Tableau 1 – Nombre de mots par langue et par genre dans DisFrEn

16En dépit de la variété de ses sources, le format final de DisFrEn a été homogénéisé à la suite d’un traitement technique permettant de consulter la bande sonore alignée à la transcription et d’analyser différents phénomènes linguistiques sur plusieurs couches d’annotation à l’aide du logiciel EXMARaLDA (Schmidt & Wörner, 2012).

4. Méthode d’annotation

17Notre analyse repose sur les annotations manuelles réalisées sur le corpus DisFrEn en suivant une procédure en trois étapes principales : 1) identification en contexte des marqueurs discursifs ; 2) annotation de la fonction pragmatique des marqueurs identifiés ; 3) annotation des disfluences adjacentes à un marqueur discursif. Chaque étape sera brièvement présentée ci-dessous.

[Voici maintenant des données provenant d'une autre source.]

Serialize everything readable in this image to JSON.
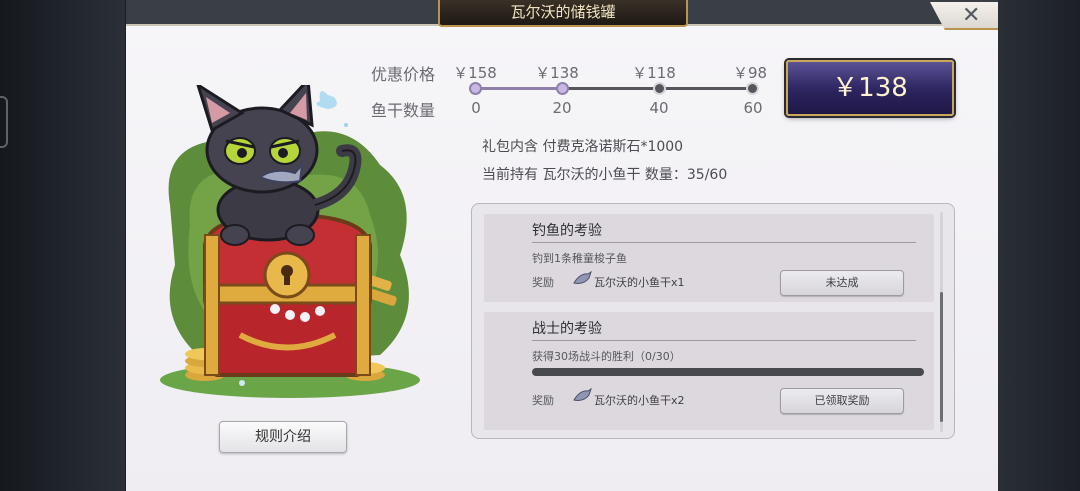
{
  "window": {
    "title": "瓦尔沃的储钱罐"
  },
  "price_section": {
    "price_label": "优惠价格",
    "fish_label": "鱼干数量",
    "prices": [
      "￥158",
      "￥138",
      "￥118",
      "￥98"
    ],
    "fish_counts": [
      "0",
      "20",
      "40",
      "60"
    ],
    "current_tier_index": 1
  },
  "buy_button": {
    "label": "￥138"
  },
  "info": {
    "contents": "礼包内含 付费克洛诺斯石*1000",
    "holding": "当前持有 瓦尔沃的小鱼干 数量：35/60"
  },
  "rules_button": {
    "label": "规则介绍"
  },
  "tasks": [
    {
      "title": "钓鱼的考验",
      "desc": "钓到1条稚童梭子鱼",
      "reward_label": "奖励",
      "reward": "瓦尔沃的小鱼干x1",
      "button": "未达成"
    },
    {
      "title": "战士的考验",
      "desc": "获得30场战斗的胜利（0/30）",
      "progress": 0,
      "reward_label": "奖励",
      "reward": "瓦尔沃的小鱼干x2",
      "button": "已领取奖励"
    }
  ],
  "icons": {
    "close": "close-icon",
    "reward": "fish-icon"
  },
  "colors": {
    "buy_button_bg": "#2c245e",
    "gold_border": "#c9a75a",
    "panel_bg": "#f6f5f8"
  }
}
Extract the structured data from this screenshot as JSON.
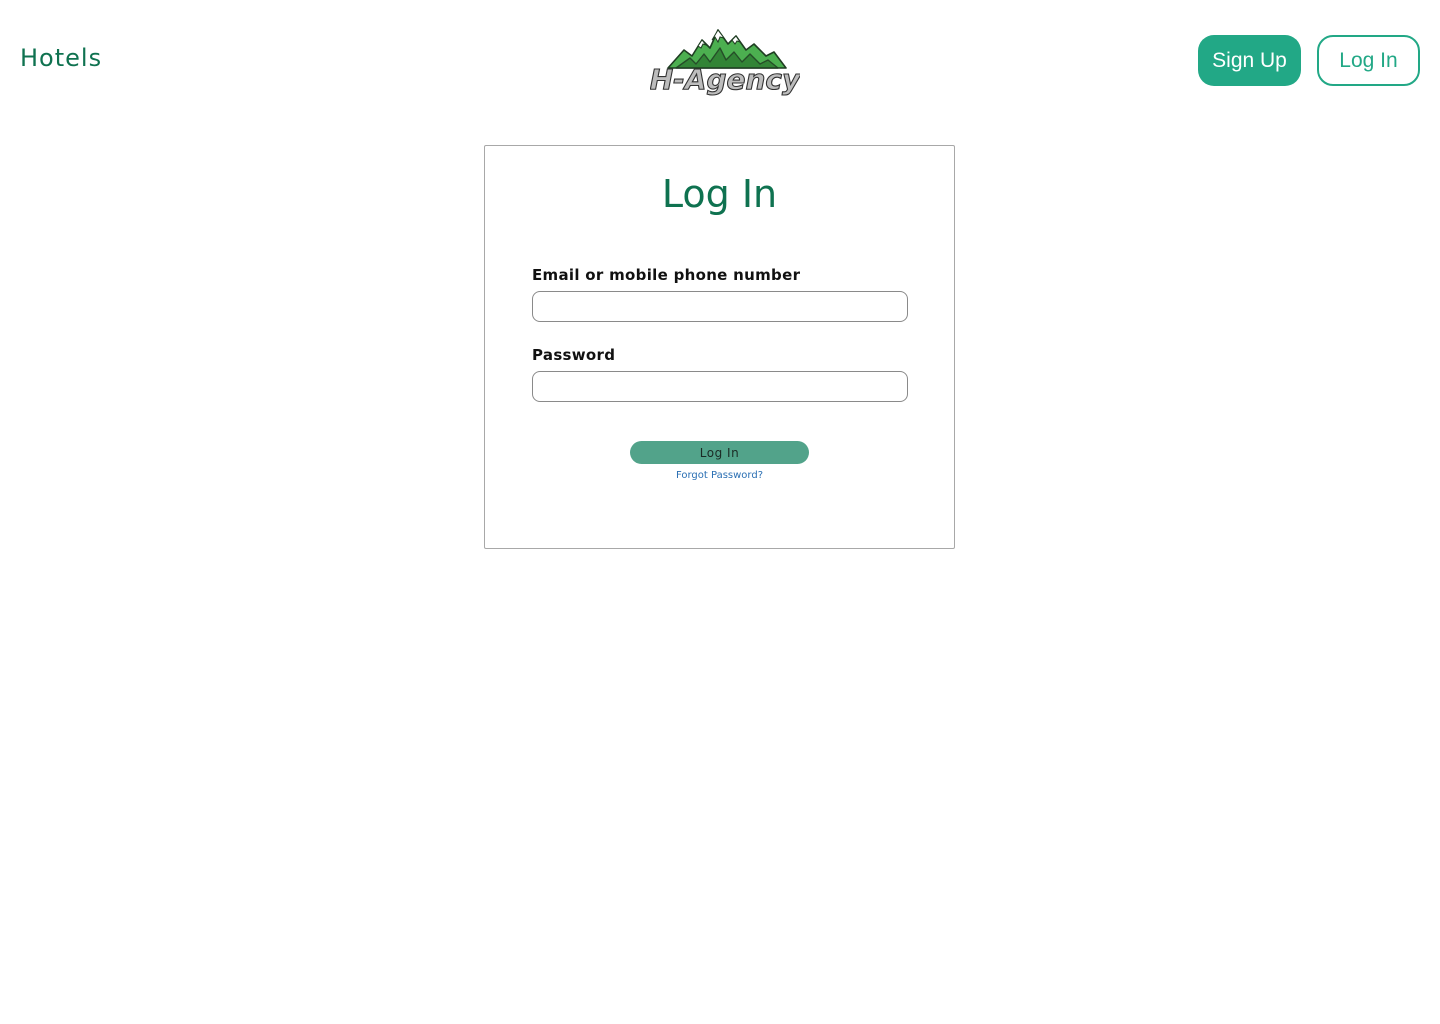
{
  "header": {
    "nav_hotels": "Hotels",
    "logo_text": "H-Agency",
    "signup_label": "Sign Up",
    "login_label": "Log In"
  },
  "login_card": {
    "title": "Log In",
    "email_label": "Email or mobile phone number",
    "email_value": "",
    "password_label": "Password",
    "password_value": "",
    "submit_label": "Log In",
    "forgot_label": "Forgot Password?"
  },
  "colors": {
    "brand_dark": "#0f7250",
    "brand_accent": "#22a886",
    "submit_bg": "#52a38a",
    "link": "#2a6fb3",
    "logo_mountain": "#4caf50"
  },
  "icons": {
    "logo": "mountain-logo-icon"
  }
}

4.1. Identification des marqueurs discursifs

18La sélection des marqueurs discursifs est intégralement manuelle et onomasiologique (c.-à-d. sans liste fermée) et se base sur la définition formelle et fonctionnelle proposée dans Crible (2017b) qui suggère les critères prescriptifs suivants : stricte optionalité syntaxique ; portée discursive (présence d’un prédicat conjugué) ; haut degré de grammaticalisation ; sens procédural exprimant une relation discursive (par exemple cause, contraste, conséquence, etc.), une attitude subjective, une fonction structurante (gestion des thèmes et tours de parole) ou une adresse à l’interlocuteur. Cette définition inclut de facto des expressions variées telles que des conjonctions de coordination et de subordination, des adverbes, des locutions verbales, etc., à condition qu’elles remplissent les critères mentionnés ci-dessus. En revanche, elle exclut certains cas-limites comme les pauses pleines (euh), les interjections (ah, oups) ou les marques de réponse (oui, non), qui sont considérées comme des catégories pragmatiques distinctes.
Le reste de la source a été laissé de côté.